Pero a la vez nos encontramos con un hecho sorprendente: los Evangelios prácticamente no utilizan la palabra "iglesia". Sólo el evangelio de Mateo la menciona dos veces: una, en el sentido normal de una "comunidad"; la otra, es aquel famoso texto tan controvertido: "Tú eres Pedro, y sobre esta piedra edificaré mi Iglesia, y las fuerzas del infierno no la derrotarán. Te daré las llaves del Reino de los Cielos y lo que ates en la tierra quedará atado en el cielo, y lo que desates en la tierra quedará desatado en el cielo" (Mateo 16,18 s). (Ver comentarios en el blog del autor (en catalán): Fiesta de los Pablo, y Domingo 21 del año A.)
Sobre todo en la Iglesia Católica, se fue cayendo en la incongruencia de interpretar la palabra "iglesia" del evangelio de Mateo como si significara aquella realidad histórica que existió después, fruto en buena parte de las "circunstancias imperiales" en que se encontraba. (Las otras Iglesias –Ortodoxos y Protestantes– interpretan de otro modo esta palabra).
Estos dos hechos –que los Evangelios casi no usen la palabra "Iglesia" y la magnitud que esta tomó al ser convertida en religión oficial– han provocado que la Iglesia se haya convertido un problema para sí misma.
Por estos motivos, el Concilio Vaticano II tuvo que volver a estudiar y a hablar de "la Iglesia". Dijo cosas realmente nuevas e importantes, pero, al parecer, los tiempos aún no eran lo suficientemente maduros como para solucionar el "problema". Reflejo de ello es que el Concilio hizo dos Constituciones sobre la Iglesia: una Constitución dogmática ("Lumen gentium") y una Constitución pastoral ("Gaudium et spes").
Aunque las dos fueron votadas y aprobadas por la gran mayoría de los obispos, de hecho expresan dos formas muy diferentes de entender la Iglesia. Cincuenta años después, el problema se ve con mayor claridad, ¡pero estamos lejos de la solución!
¿Cómo fue posible que los mismos obispos nos ofrecieran dos Constituciones tan distintas sobre la Iglesia? Me aventuro a sugerir una respuesta que pude intuir directamente aquellos días.

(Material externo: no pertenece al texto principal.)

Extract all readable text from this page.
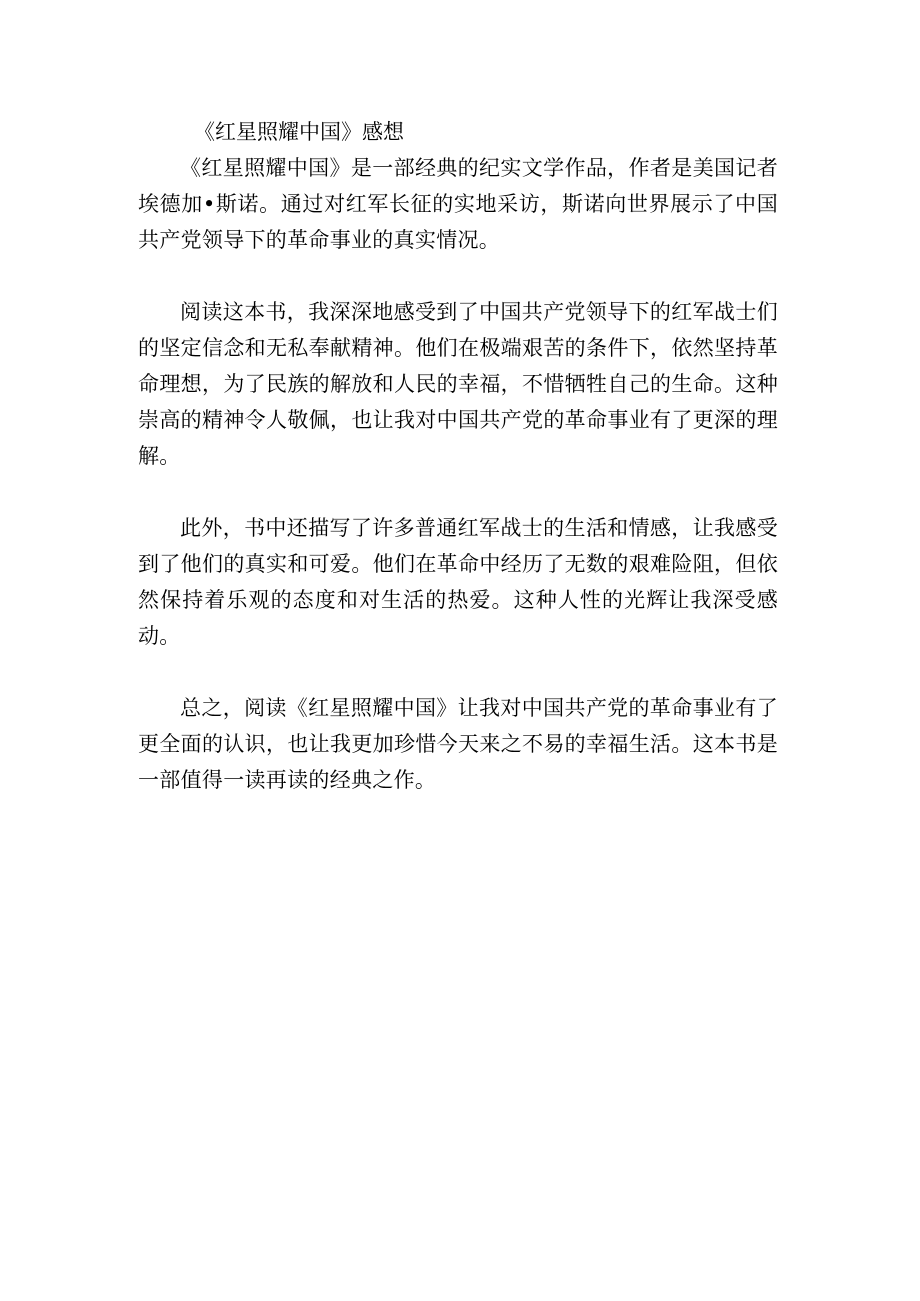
《红星照耀中国》感想

《红星照耀中国》是一部经典的纪实文学作品，作者是美国记者埃德加•斯诺。通过对红军长征的实地采访，斯诺向世界展示了中国共产党领导下的革命事业的真实情况。

阅读这本书，我深深地感受到了中国共产党领导下的红军战士们的坚定信念和无私奉献精神。他们在极端艰苦的条件下，依然坚持革命理想，为了民族的解放和人民的幸福，不惜牺牲自己的生命。这种崇高的精神令人敬佩，也让我对中国共产党的革命事业有了更深的理解。

此外，书中还描写了许多普通红军战士的生活和情感，让我感受到了他们的真实和可爱。他们在革命中经历了无数的艰难险阻，但依然保持着乐观的态度和对生活的热爱。这种人性的光辉让我深受感动。

总之，阅读《红星照耀中国》让我对中国共产党的革命事业有了更全面的认识，也让我更加珍惜今天来之不易的幸福生活。这本书是一部值得一读再读的经典之作。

La Lumen gentium, la primera Constitución, respondía a la mentalidad de una mayoría de obispos al comienzo del Concilio. Es un documento que, de alguna forma, conecta con la doctrina del concilio Vaticano I (de 100 años antes), y la completa.

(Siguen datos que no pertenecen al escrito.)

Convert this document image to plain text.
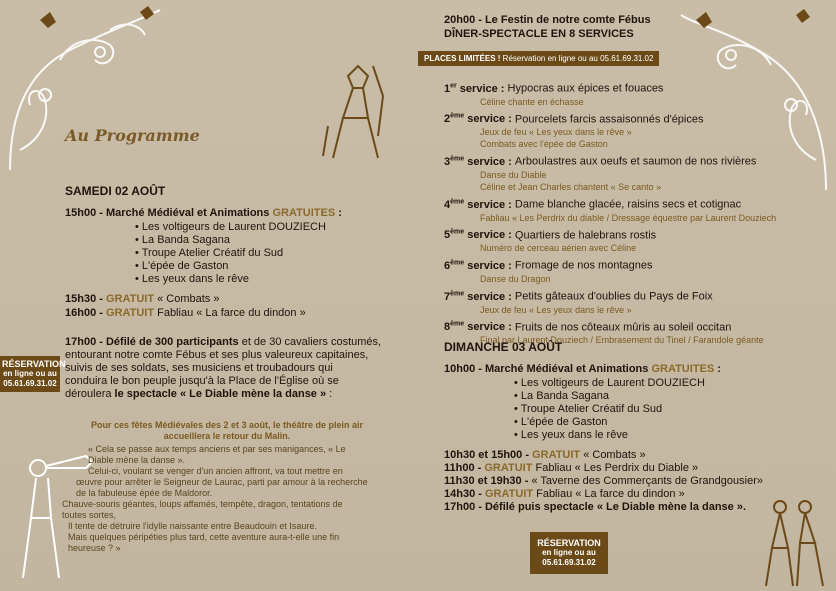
Au Programme
SAMEDI 02 AOÛT
15h00 - Marché Médiéval et Animations GRATUITES :
• Les voltigeurs de Laurent DOUZIECH
• La Banda Sagana
• Troupe Atelier Créatif du Sud
• L'épée de Gaston
• Les yeux dans le rêve
15h30 - GRATUIT « Combats »
16h00 - GRATUIT Fabliau « La farce du dindon »
17h00 - Défilé de 300 participants et de 30 cavaliers costumés,
entourant notre comte Fébus et ses plus valeureux capitaines,
suivis de ses soldats, ses musiciens et troubadours qui
conduira le bon peuple jusqu'à la Place de l'Église où se
déroulera le spectacle « Le Diable mène la danse » :
RÉSERVATION
en ligne ou au
05.61.69.31.02
Pour ces fêtes Médiévales des 2 et 3 août, le théâtre de plein air
accueillera le retour du Malin.
« Cela se passe aux temps anciens et par ses manigances, « Le
Diable mène la danse ».
Celui-ci, voulant se venger d'un ancien affront, va tout mettre en
œuvre pour arrêter le Seigneur de Laurac, parti par amour à la recherche
de la fabuleuse épée de Maldoror.
Chauve-souris géantes, loups affamés, tempête, dragon, tentations de
toutes sortes,
Il tente de détruire l'idylle naissante entre Beaudouin et Isaure.
Mais quelques péripéties plus tard, cette aventure aura-t-elle une fin
heureuse ? »
20h00 - Le Festin de notre comte Fébus
DÎNER-SPECTACLE EN 8 SERVICES
PLACES LIMITÉES ! Réservation en ligne ou au 05.61.69.31.02
1er service : Hypocras aux épices et fouaces
Céline chante en échasse
2ème service : Pourcelets farcis assaisonnés d'épices
Jeux de feu « Les yeux dans le rêve »
Combats avec l'épée de Gaston
3ème service : Arboulastres aux oeufs et saumon de nos rivières
Danse du Diable
Céline et Jean Charles chantent « Se canto »
4ème service : Dame blanche glacée, raisins secs et cotignac
Fabliau « Les Perdrix du diable / Dressage équestre par Laurent Douziech
5ème service : Quartiers de halebrans rostis
Numéro de cerceau aérien avec Céline
6ème service : Fromage de nos montagnes
Danse du Dragon
7ème service : Petits gâteaux d'oublies du Pays de Foix
Jeux de feu « Les yeux dans le rêve »
8ème service : Fruits de nos côteaux mûris au soleil occitan
Final par Laurent Douziech / Embrasement du Tinel / Farandole géante
DIMANCHE 03 AOÛT
10h00 - Marché Médiéval et Animations GRATUITES :
• Les voltigeurs de Laurent DOUZIECH
• La Banda Sagana
• Troupe Atelier Créatif du Sud
• L'épée de Gaston
• Les yeux dans le rêve
10h30 et 15h00 - GRATUIT « Combats »
11h00 - GRATUIT Fabliau « Les Perdrix du Diable »
11h30 et 19h30 - « Taverne des Commerçants de Grandgousier»
14h30 - GRATUIT Fabliau « La farce du dindon »
17h00 - Défilé puis spectacle « Le Diable mène la danse ».
RÉSERVATION
en ligne ou au
05.61.69.31.02
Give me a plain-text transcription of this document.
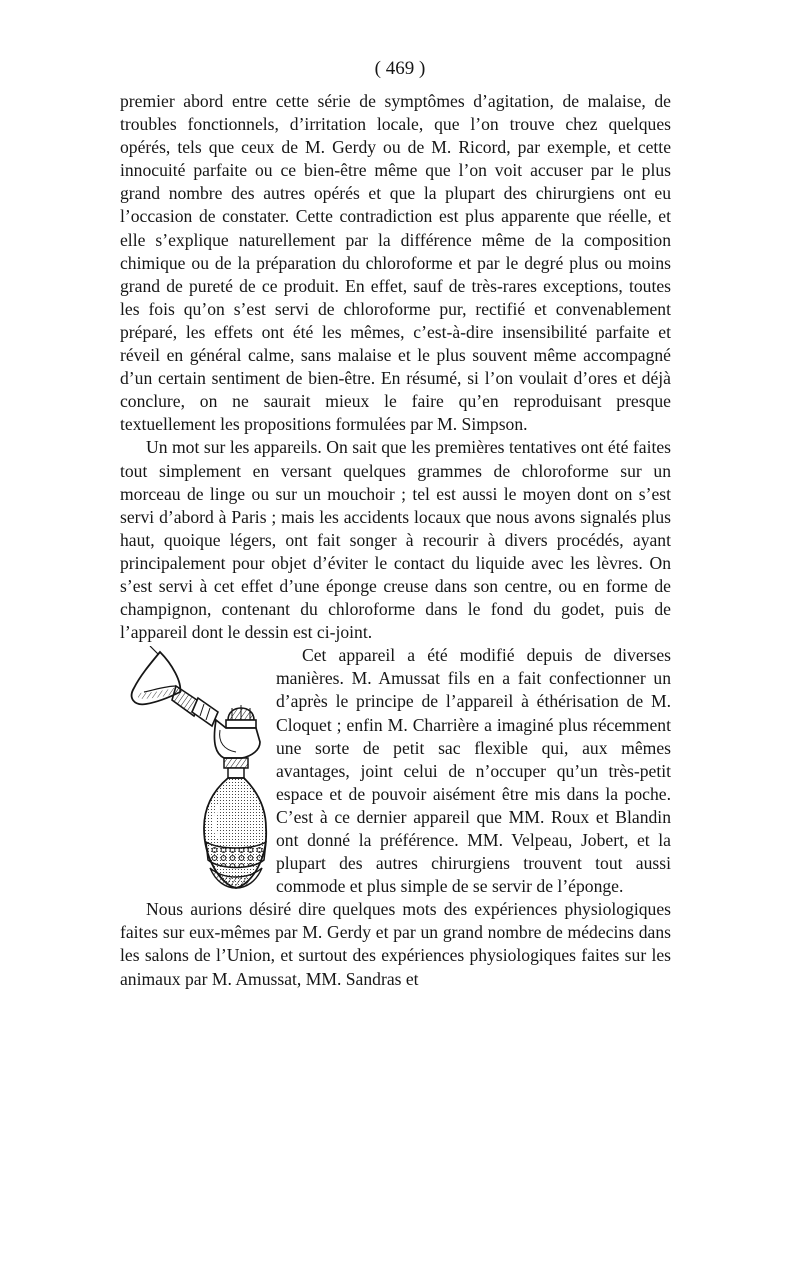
( 469 )

premier abord entre cette série de symptômes d’agitation, de malaise, de troubles fonctionnels, d’irritation locale, que l’on trouve chez quelques opérés, tels que ceux de M. Gerdy ou de M. Ricord, par exemple, et cette innocuité parfaite ou ce bien-être même que l’on voit accuser par le plus grand nombre des autres opérés et que la plupart des chirurgiens ont eu l’occasion de constater. Cette contradiction est plus apparente que réelle, et elle s’explique naturellement par la différence même de la composition chimique ou de la préparation du chloroforme et par le degré plus ou moins grand de pureté de ce produit. En effet, sauf de très-rares exceptions, toutes les fois qu’on s’est servi de chloroforme pur, rectifié et convenablement préparé, les effets ont été les mêmes, c’est-à-dire insensibilité parfaite et réveil en général calme, sans malaise et le plus souvent même accompagné d’un certain sentiment de bien-être. En résumé, si l’on voulait d’ores et déjà conclure, on ne saurait mieux le faire qu’en reproduisant presque textuellement les propositions formulées par M. Simpson.

Un mot sur les appareils. On sait que les premières tentatives ont été faites tout simplement en versant quelques grammes de chloroforme sur un morceau de linge ou sur un mouchoir ; tel est aussi le moyen dont on s’est servi d’abord à Paris ; mais les accidents locaux que nous avons signalés plus haut, quoique légers, ont fait songer à recourir à divers procédés, ayant principalement pour objet d’éviter le contact du liquide avec les lèvres. On s’est servi à cet effet d’une éponge creuse dans son centre, ou en forme de champignon, contenant du chloroforme dans le fond du godet, puis de l’appareil dont le dessin est ci-joint.

Cet appareil a été modifié depuis de diverses manières. M. Amussat fils en a fait confectionner un d’après le principe de l’appareil à éthérisation de M. Cloquet ; enfin M. Charrière a imaginé plus récemment une sorte de petit sac flexible qui, aux mêmes avantages, joint celui de n’occuper qu’un très-petit espace et de pouvoir aisément être mis dans la poche. C’est à ce dernier appareil que MM. Roux et Blandin ont donné la préférence. MM. Velpeau, Jobert, et la plupart des autres chirurgiens trouvent tout aussi commode et plus simple de se servir de l’éponge.

Nous aurions désiré dire quelques mots des expériences physiologiques faites sur eux-mêmes par M. Gerdy et par un grand nombre de médecins dans les salons de l’Union, et surtout des expériences physiologiques faites sur les animaux par M. Amussat, MM. Sandras et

Pero, durante el Concilio, muchos obispos se fueron "convirtiendo". Gracias al clima abierto y espiritual del Concilio (debido en muy buena parte a la espiritualidad que derramaba y desprendía la figura singular del papa Juan), muchos obispos se fueron abriendo a nuevos enfoques. Ayudó muchísimo el contacto entre obispos de lugares muy diferentes y el diálogo con los teólogos, los peritos y los observadores de otras Iglesias. Para muchos obispos, el Concilio supuso un auténtico reciclaje espiritual y teológico. Al final de la 1ª sesión, ya fueron muchos los que pidieron un nuevo enfoque para hablar de la Iglesia. La solución que se tomó fue hacer dos constituciones: una sobre la Iglesia hacia adentro (la Lumen gentium), y la otra en relación con la Iglesia hacia afuera (la Gaudium et spes). Esta segunda no estaba prevista inicialmente.

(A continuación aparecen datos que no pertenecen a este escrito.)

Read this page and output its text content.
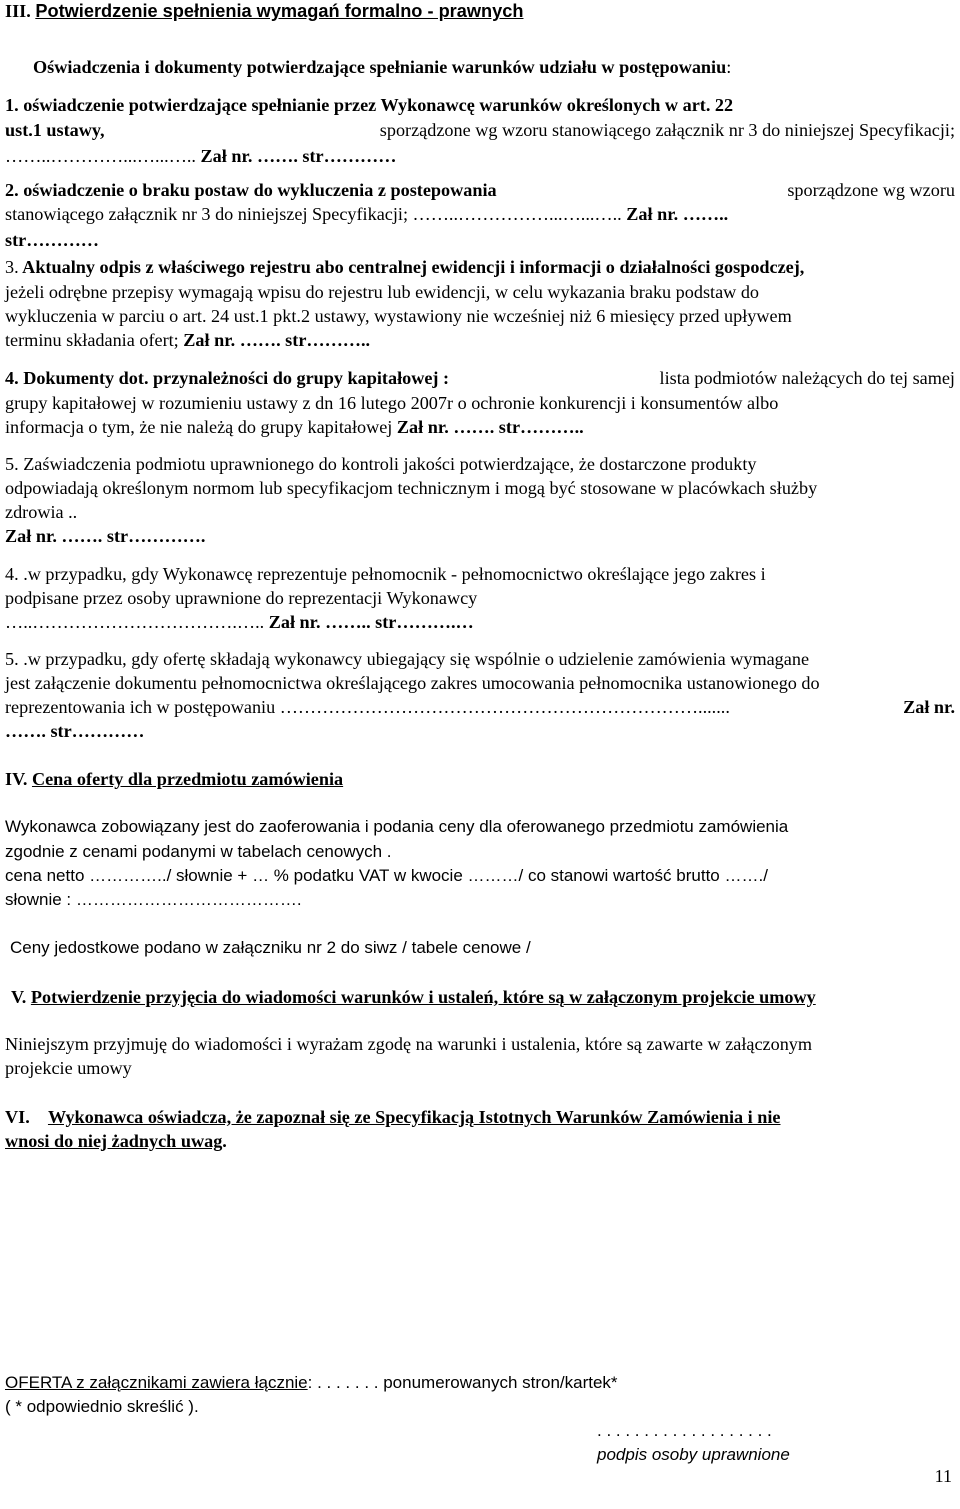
III. Potwierdzenie spełnienia wymagań formalno - prawnych
Oświadczenia i dokumenty potwierdzające spełnianie warunków udziału w postępowaniu:
1. oświadczenie potwierdzające spełnianie przez Wykonawcę warunków określonych w art. 22
ust.1 ustawy,	sporządzone wg wzoru stanowiącego załącznik nr 3 do niniejszej Specyfikacji;
……..…………...…...….. Zał nr. ……. str…………
2. oświadczenie o braku postaw do wykluczenia z postepowania	sporządzone wg wzoru
stanowiącego załącznik nr 3 do niniejszej Specyfikacji; ……..……………...…...….. Zał nr. ……..
str…………
3. Aktualny odpis z właściwego rejestru abo centralnej ewidencji i informacji o działalności gospodczej,
jeżeli odrębne przepisy wymagają wpisu do rejestru lub ewidencji, w celu wykazania braku podstaw do
wykluczenia w parciu o art. 24 ust.1 pkt.2 ustawy, wystawiony nie wcześniej niż 6 miesięcy przed upływem
terminu składania ofert; Zał nr. ……. str………..
4. Dokumenty dot. przynależności do grupy kapitałowej :	lista podmiotów należących do tej samej
grupy kapitałowej w rozumieniu ustawy z dn 16 lutego 2007r o ochronie konkurencji i konsumentów albo
informacja o tym, że nie należą do grupy kapitałowej Zał nr. ……. str………..
5. Zaświadczenia podmiotu uprawnionego do kontroli jakości potwierdzające, że dostarczone produkty
odpowiadają określonym normom lub specyfikacjom technicznym i mogą być stosowane w placówkach służby
zdrowia ..
Zał nr. ……. str………….
4. .w przypadku, gdy Wykonawcę reprezentuje pełnomocnik - pełnomocnictwo określające jego zakres i
podpisane przez osoby uprawnione do reprezentacji Wykonawcy
…..…………………………….….. Zał nr. …….. str……….…
5. .w przypadku, gdy ofertę składają wykonawcy ubiegający się wspólnie o udzielenie zamówienia wymagane
jest załączenie dokumentu pełnomocnictwa określającego zakres umocowania pełnomocnika ustanowionego do
reprezentowania ich w postępowaniu …………………………………………………………….......	Zał nr.
……. str…………
IV. Cena oferty dla przedmiotu zamówienia
Wykonawca zobowiązany jest do zaoferowania i podania ceny dla oferowanego przedmiotu zamówienia
zgodnie z cenami podanymi w tabelach cenowych .
cena netto …………../ słownie + … % podatku VAT w kwocie ………/ co stanowi wartość brutto ……./
słownie : ………………………………….
Ceny jedostkowe podano w załączniku nr 2 do siwz / tabele cenowe /
V. Potwierdzenie przyjęcia do wiadomości warunków i ustaleń, które są w załączonym projekcie umowy
Niniejszym przyjmuję do wiadomości i wyrażam zgodę na warunki i ustalenia, które są zawarte w załączonym
projekcie umowy
VI. Wykonawca oświadcza, że zapoznał się ze Specyfikacją Istotnych Warunków Zamówienia i nie
wnosi do niej żadnych uwag.
OFERTA z załącznikami zawiera łącznie: . . . . . . . ponumerowanych stron/kartek*
( * odpowiednio skreślić ).
. . . . . . . . . . . . . . . . . . .
podpis osoby uprawnione
11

Hacer dos Constituciones, seguramente, fue un gran acierto, ya que pretender hacer encajar las dos mentalidades en un único documento habría sido inviable. Habría comportado el fracaso del Concilio (cosa que más de uno temió).
Como las dos Constituciones pertenecen al Concilio, dedicaré, a cada una de ellas, los dos próximos comentarios. Después añadiré tres reflexiones más: sobre la Iglesia en el futuro de la Humanidad, el futuro de la Iglesia y la iglesia del futuro.